Tomorrow is Valentine's Day, the day of love, so let's write about some of the good things that are going on in our archipelago.
Next Monday we can return to impending climate change-induced doom, collapsing fisheries, species extinction and what have we not.
Nevis is a beautiful little island with a unique shape. It is literally a conical shaped volcano that rises from the sea.
Give a child a piece of paper and ask him or her to draw an imaginary volcanic island in the sea, and the child will draw Nevis.
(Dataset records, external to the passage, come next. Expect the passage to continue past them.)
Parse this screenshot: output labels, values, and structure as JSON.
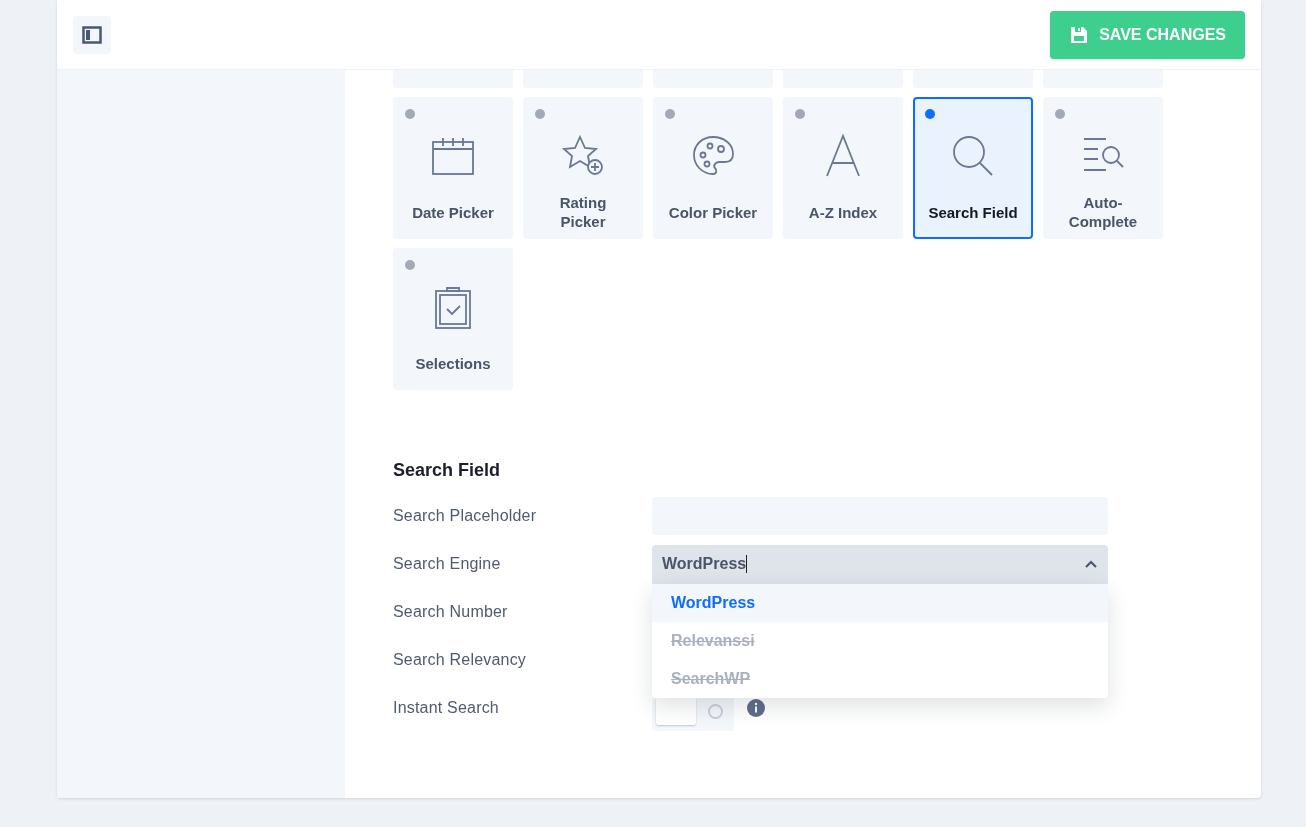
{
  "header": {
    "save_button": "SAVE CHANGES"
  },
  "tiles": [
    {
      "label": "Date Picker",
      "kind": "date",
      "selected": false
    },
    {
      "label": "Rating Picker",
      "kind": "rating",
      "selected": false
    },
    {
      "label": "Color Picker",
      "kind": "color",
      "selected": false
    },
    {
      "label": "A-Z Index",
      "kind": "index",
      "selected": false
    },
    {
      "label": "Search Field",
      "kind": "search",
      "selected": true
    },
    {
      "label": "Auto-Complete",
      "kind": "autocomplete",
      "selected": false
    },
    {
      "label": "Selections",
      "kind": "selections",
      "selected": false
    }
  ],
  "section": {
    "title": "Search Field",
    "fields": [
      {
        "label": "Search Placeholder",
        "kind": "text"
      },
      {
        "label": "Search Engine",
        "kind": "select",
        "value": "WordPress",
        "expanded": true,
        "options": [
          {
            "label": "WordPress",
            "selected": true,
            "disabled": false
          },
          {
            "label": "Relevanssi",
            "selected": false,
            "disabled": true
          },
          {
            "label": "SearchWP",
            "selected": false,
            "disabled": true
          }
        ]
      },
      {
        "label": "Search Number",
        "kind": "covered"
      },
      {
        "label": "Search Relevancy",
        "kind": "covered"
      },
      {
        "label": "Instant Search",
        "kind": "toggle",
        "on": false
      }
    ]
  }
}
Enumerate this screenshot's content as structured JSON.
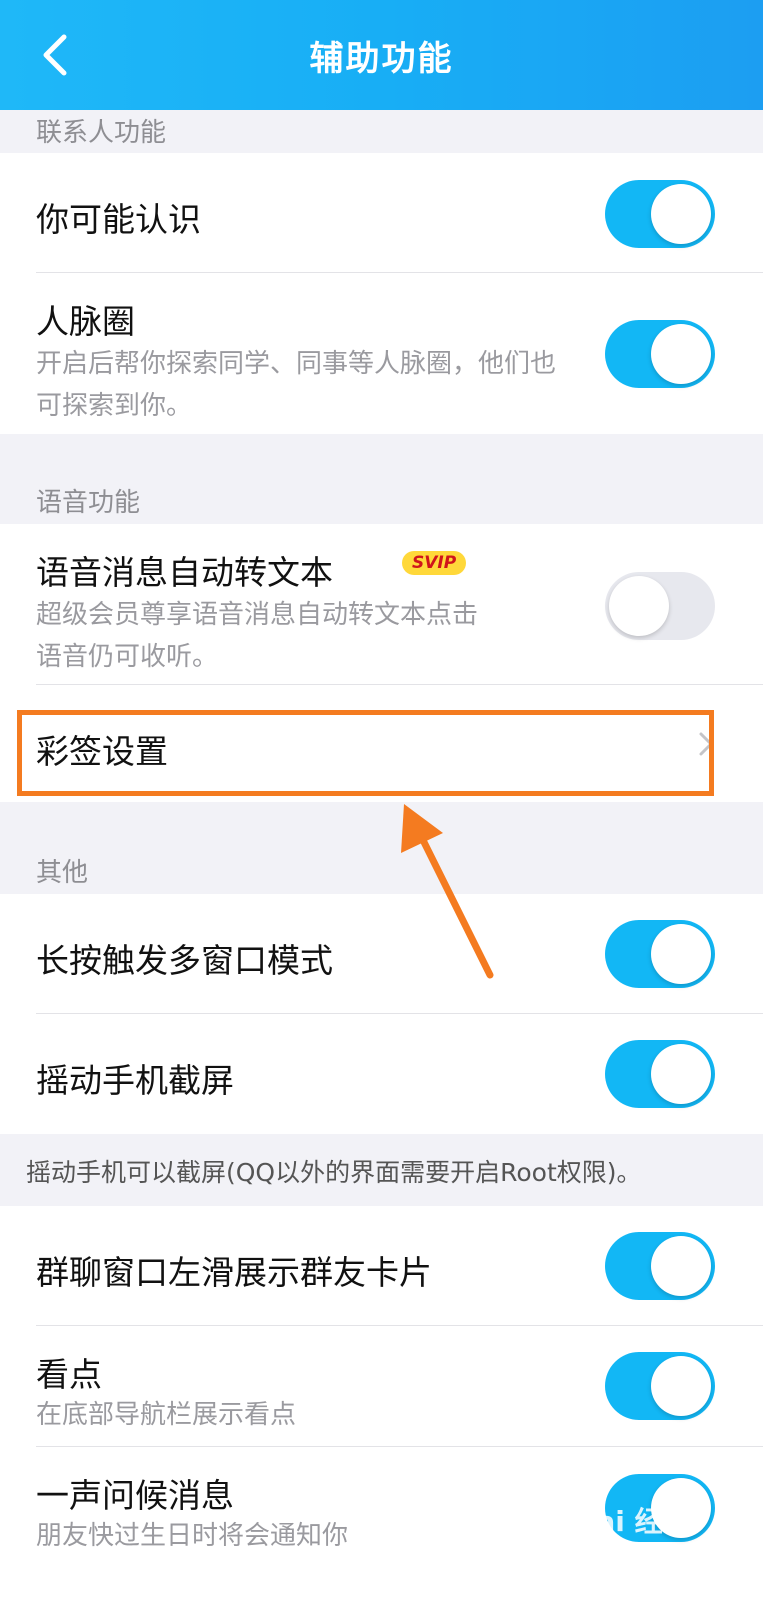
{
  "header": {
    "title": "辅助功能",
    "back_icon": "chevron-left-icon"
  },
  "sections": {
    "contacts": "联系人功能",
    "voice": "语音功能",
    "other": "其他"
  },
  "rows": {
    "may_know": {
      "title": "你可能认识",
      "toggle": "on"
    },
    "network": {
      "title": "人脉圈",
      "desc": "开启后帮你探索同学、同事等人脉圈，他们也可探索到你。",
      "toggle": "on"
    },
    "voice_to_text": {
      "title": "语音消息自动转文本",
      "badge": "SVIP",
      "desc": "超级会员尊享语音消息自动转文本点击语音仍可收听。",
      "toggle": "off"
    },
    "caiqian": {
      "title": "彩签设置",
      "icon": "chevron-right-icon"
    },
    "multi_window": {
      "title": "长按触发多窗口模式",
      "toggle": "on"
    },
    "shake_screenshot": {
      "title": "摇动手机截屏",
      "toggle": "on"
    },
    "group_card": {
      "title": "群聊窗口左滑展示群友卡片",
      "toggle": "on"
    },
    "kandian": {
      "title": "看点",
      "desc": "在底部导航栏展示看点",
      "toggle": "on"
    },
    "greeting": {
      "title": "一声问候消息",
      "desc": "朋友快过生日时将会通知你",
      "toggle": "on"
    }
  },
  "note": "摇动手机可以截屏(QQ以外的界面需要开启Root权限)。",
  "annotation": {
    "color": "#f47b20"
  },
  "watermark": "Bai 经验"
}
Nevis doesn't have much in the way of natural resources but it may soon be energy-rich due to its geothermal potential.
The island has a long history of failed attempts to harness the earth's heat but in October 2016 drilling rigs arrived to drill wells for a geothermal energy project that is planned to produce 9MW worth of electricity.
A turbine has already been selected from Turboden, a subsidiary of Mitsubishi Heavy Industries.
The project is owned by Nevis Renewable Energy InternationaI, which is an affiliate of Texas-based Thermal Energy Partners LLC.
The plant is expected to be fully operational by 2017 providing Nevis with 100 per cent renewable energy, making it one of the greenest places on earth.
There is even talk of Nevis supplying geothermal generated energy to Antigua via a subsea cable. Let's hope it is more successful than the once dreamt about subsea natural gas line that was to supply the small islands with gas from Trinidad.
On to Barbados now.
Canadian energy firm Deltro Group Limited has received permission to proceed with a US$40 million solar panel manufacturing plant and a 10 MW solar energy farm.
The solar panel factory, which will be operational 24 hours per day, will create 120 new energy based jobs and a new export product.
Deltro's solar farm will be built on a 70-acre site. Deltro claims it will produce electricity at a much cheaper rate than Barbadians pay to Barbados Light & Power.
St Vincent and the Grenadines opens its international airport tomorrow.
This is a game-changer for the island chain. Tourists will now enjoy direct flights from metropolitan markets, slashing travel costs and travel time.
The last thing any tourist wants to see in paradise is trash. The government's announced a ban on the importation of Styrofoam is a great move.
Tourists love swimming with turtles, and the last thing any parent wants their holidaying child to see is the turtle from Nemo, slaughtered on the beach.
The turtle hunting ban is in line with the theory that turtles are worth more alive than dead.
Divers will pay dive shops handsomely to see turtles on the reef, over and over again.
Very few visitors will pay anything for a bloody turtle steak in the market.
In fact, I suspect that visitors will want to boycott destinations that eat endangered, charismatic species. It remains to be seen how SVG's new international airport can coexist with whale and dolphin hunting.
These are among the most loved animals on the planet and tourists will not react well to seeing them butchered.
When SVG was a quaint, hard to reach backwater, whale and dolphin hunting was able to remain undetected by the masses.
However, opening up SVG to international tourism also means opening up the island to international norms and values.
I predict this marriage between tradition and tourism will not end well.
Hopefully by Valentine's Day 2018 SVG will be able to announce to the world that it protects cetaceans in the same way that it now protects turtles.
In the meantime, the Caribbean has a lot of recent and future progress to celebrate.
Much love for the environment on Valentine's Day 2017.